Un an plus tôt, Céline a fait entrer dans la danse de sa défense un autre conseil : Jean-Louis Tixier-Vignancour. Naud se méfie de Tixier-Vignancour, un soi-disant "ami de longue date" dans lequel il voit quand même un "antisémite notoire" et un "énergumène". A l’image de Marcel Proust jouant avec les nerfs de ses deux éditeurs (comme on le voit dans sa correspondance avec Bernard Grasset et Gaston Gallimard), Céline va s’amuser à monter ses deux avocats l’un contre l’autre, en les valorisant et les snobant à tour de rôle. Tixier-Vignancour le contrarie, puis il coupe les ponts avec Naud, qui a pourtant monté tout le dossier. A l’arrivée, si l’on en croit les lettres, c’est Tixier-Vignancour qui emporte le morceau : en avril 1951, Céline sort vainqueur de son procès. Cela provoque la consternation des communistes, qui l’ont calomnié autant qu’ils ont pu. L’Humanité titre : "Louis-Ferdinand Céline, agent de la Gestapo et glorificateur des chambres à gaz nazies, est amnistié." Tout à sa joie, Céline a les yeux de Chimène pour Tixier-Vignancour, si l’on en croit cette déclaration débridée : "A la hâte, je vous réitère le témoignage de toute mon affectueuse gratitude – vous êtes un athlète du Droit – éblouissant – et un preux de Navarre – un fils d’Henri IV ! tout ! le cœur ! l’habileté ! la bravoure ! le panache ! la mansuétude ! Quelle merveilleuse rencontre de vous connaître ! Car enfin miracle il semble ! Et vous êtes l’astrologue, sorcier grigri !"

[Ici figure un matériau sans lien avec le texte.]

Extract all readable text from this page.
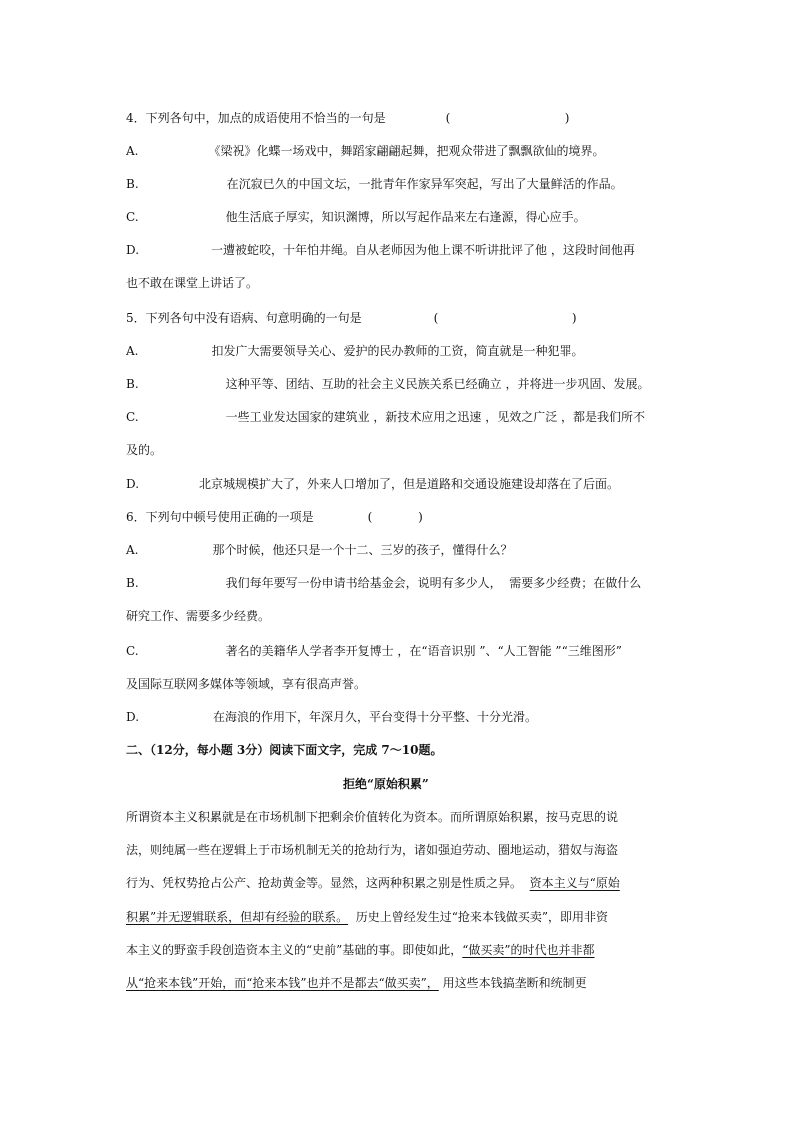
4．下列各句中，加点的成语使用不恰当的一句是	(                              )
A.	《梁祝》化蝶一场戏中，舞蹈家翩翩起舞，把观众带进了飘飘欲仙的境界。
B.	在沉寂已久的中国文坛，一批青年作家异军突起，写出了大量鲜活的作品。
C.	他生活底子厚实，知识渊博，所以写起作品来左右逢源，得心应手。
D.	一遭被蛇咬，十年怕井绳。自从老师因为他上课不听讲批评了他 ，这段时间他再
也不敢在课堂上讲话了。
5．下列各句中没有语病、句意明确的一句是	(                                   )
A.	扣发广大需要领导关心、爱护的民办教师的工资，简直就是一种犯罪。
B.	这种平等、团结、互助的社会主义民族关系已经确立 ，并将进一步巩固、发展。
C.	一些工业发达国家的建筑业 ，新技术应用之迅速 ，见效之广泛 ，都是我们所不
及的。
D.	北京城规模扩大了，外来人口增加了，但是道路和交通设施建设却落在了后面。
6．下列句中顿号使用正确的一项是	(            )
A.	那个时候，他还只是一个十二、三岁的孩子，懂得什么？
B.	我们每年要写一份申请书给基金会，说明有多少人，  需要多少经费；在做什么
研究工作、需要多少经费。
C.	著名的美籍华人学者李开复博士 ，在“语音识别 ”、“人工智能 ”“三维图形”
及国际互联网多媒体等领域，享有很高声誉。
D.	在海浪的作用下，年深月久，平台变得十分平整、十分光滑。
二、（12分，每小题 3分）阅读下面文字，完成 7～10题。
拒绝“原始积累”
所谓资本主义积累就是在市场机制下把剩余价值转化为资本。而所谓原始积累，按马克思的说
法，则纯属一些在逻辑上于市场机制无关的抢劫行为，诸如强迫劳动、圈地运动，猎奴与海盗
行为、凭权势抢占公产、抢劫黄金等。显然，这两种积累之别是性质之异。  资本主义与“原始
积累”并无逻辑联系，但却有经验的联系。  历史上曾经发生过“抢来本钱做买卖”，即用非资
本主义的野蛮手段创造资本主义的“史前”基础的事。即使如此，“做买卖”的时代也并非都
从“抢来本钱”开始，而“抢来本钱”也并不是都去“做买卖”， 用这些本钱搞垄断和统制更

Tout le monde n’est pas sur le même nuage. Le 25 octobre 1951, Naud envoie à Céline une lettre très touchante où on le sent blessé : "Vous vous êtes conduit avec moi comme le plus égoïste et le plus ingrat des petits bourgeois qu’il m’arrive de défendre. Seul un petit bourgeois est capable d’exploiter à ce point un avocat. Je ne compte pas le temps que j’ai perdu pour vous, tout l’argent que j’ai dépensé en timbres-poste et en copies de pièces. Ce serait mesquin. Je n’espérais rien de vous, pas un centime, pas un cadeau. La joie de vous sauver me suffisait." Il ajoute : "Dites-vous bien que votre sort s’est décidé devant la Cour de Justice, et pas ailleurs. Et là, j’étais seul, Tixier-Vignancour ne s’étant montré à mes côtés le jour de l’audience que pour les besoins de sa publicité. Amnistié, vous rentrez en France. Pas un mot de remerciement, bien entendu ; pas la moindre nouvelle. De tous côtés, on me demande : et alors Céline, vous l’avez vu ? où est-il ? J’ai l’air d’une andouille." Naud ne sera jamais payé. Pas plus rémunéré, Tixier-Vignancour aura droit pour sa part à deux livres dédicacés (L’Ecole des cadavres et Féerie pour une autre fois) et à... un vieux napperon jadis brodé par la mère de l’écrivain. Céline avec ses avocats ? Un voyage au bout de l’arnaque.
Lettres à ses avocats français 1947-1953 par Louis-Ferdinand Céline. Les Cahiers de la NRF/Gallimard, 322 p., 22 €.